Chisenhall's versatility in the field has raised his value in Cleveland as well. With regular third baseman Carlos Santana slumping -- he has hit a paltry .148 with just eight extra-base hits since April 18 entering Wednesday -- Chisenhall has been able to make 12 starts at the hot corner, along with 14 starts as the designated hitter and two appearances at first base.

"And think about that in the ninth or the 10th inning of a game to know that he can [play at first base]," Francona said. "I would not be shocked at some point if he works his way into a game in the outfield. It'll probably happen on a day where something goes wrong, and it'll probably be a good thing for us, because we'll put him out there and he'll do fine."

Quote to note

"A team like that who's going to be atop the division race all year, to have good games against them is very, very important when September rolls around and you're fighting for every game. To play well against them is always big, so hopefully this can catapult us going forward."
--Indians setup man Cody Allen, on winning the series against Detroit

Smoke signals

• In the fifth inning of Tuesday's 6-2 win over the Tigers, Detroit's Ian Kinsler tried to stretch a single into the left-field corner into a double. Left fielder Brantley collected the ball after it caromed off the wall and threw Kinsler out at second for his Major League-leading fifth outfield assist. Over the past two seasons, Brantley (15) ranks second to only Kansas City's Alex Gordon (21) in assists from left field.

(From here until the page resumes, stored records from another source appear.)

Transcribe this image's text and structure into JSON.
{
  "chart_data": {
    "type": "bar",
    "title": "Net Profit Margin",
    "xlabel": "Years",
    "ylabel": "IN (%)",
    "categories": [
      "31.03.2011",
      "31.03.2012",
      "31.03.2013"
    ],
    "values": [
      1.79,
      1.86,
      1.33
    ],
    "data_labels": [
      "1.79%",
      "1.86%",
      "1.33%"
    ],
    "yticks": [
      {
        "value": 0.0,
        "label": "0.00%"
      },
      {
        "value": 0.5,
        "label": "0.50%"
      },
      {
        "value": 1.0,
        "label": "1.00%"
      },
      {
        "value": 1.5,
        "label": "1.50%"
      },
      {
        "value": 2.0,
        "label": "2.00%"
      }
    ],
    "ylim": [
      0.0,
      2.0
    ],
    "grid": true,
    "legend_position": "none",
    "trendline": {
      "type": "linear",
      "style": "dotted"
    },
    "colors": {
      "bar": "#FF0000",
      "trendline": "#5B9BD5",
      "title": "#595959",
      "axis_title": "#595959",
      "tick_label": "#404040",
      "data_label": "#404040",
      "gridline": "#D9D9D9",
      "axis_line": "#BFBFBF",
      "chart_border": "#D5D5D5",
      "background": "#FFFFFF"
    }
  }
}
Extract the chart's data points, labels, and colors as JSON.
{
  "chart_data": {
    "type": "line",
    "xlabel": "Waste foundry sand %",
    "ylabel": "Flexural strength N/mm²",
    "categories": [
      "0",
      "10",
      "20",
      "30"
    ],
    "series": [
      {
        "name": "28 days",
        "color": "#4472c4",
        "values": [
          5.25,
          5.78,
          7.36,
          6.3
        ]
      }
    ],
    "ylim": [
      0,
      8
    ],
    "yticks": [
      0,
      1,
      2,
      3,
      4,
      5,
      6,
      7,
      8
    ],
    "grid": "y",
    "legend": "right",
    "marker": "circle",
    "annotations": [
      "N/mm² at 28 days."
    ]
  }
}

"He's so good at that and he practices it," Francona said of Brantley's spin-and-fire move in the left-field corner. "He's done it time and time again. That, at that time in the game, was a huge play."

• With his two-run single in the second inning on Wednesday, Brantley extended his hitting streak at Progressive Field to 18 games. That puts Brantley in a tie with Roberto Alomar (2000) and Kenny Lofton (1996) for the longest hitting streak in stadium history for an Indians batter.

• Indians shortstop Asdrubal Cabrera headed into Wednesday's game batting .426 (20-for-47) with two home runs, six doubles, seven walks, seven RBIs and 13 runs scored in his past 12 games, which have included seven multihit showings. Over that span, the switch-hitting shortstop raised his season average to .268 from .205 for the Tribe.

• In his first start since being optioned to Triple-A Columbus, right-hander Danny Salazar allowed five runs on six hits with one strikeout and three walks in 2 2/3 innings against Syracuse on Wednesday. Salazar threw 70 pitches (42 strikes) and allowed one home run.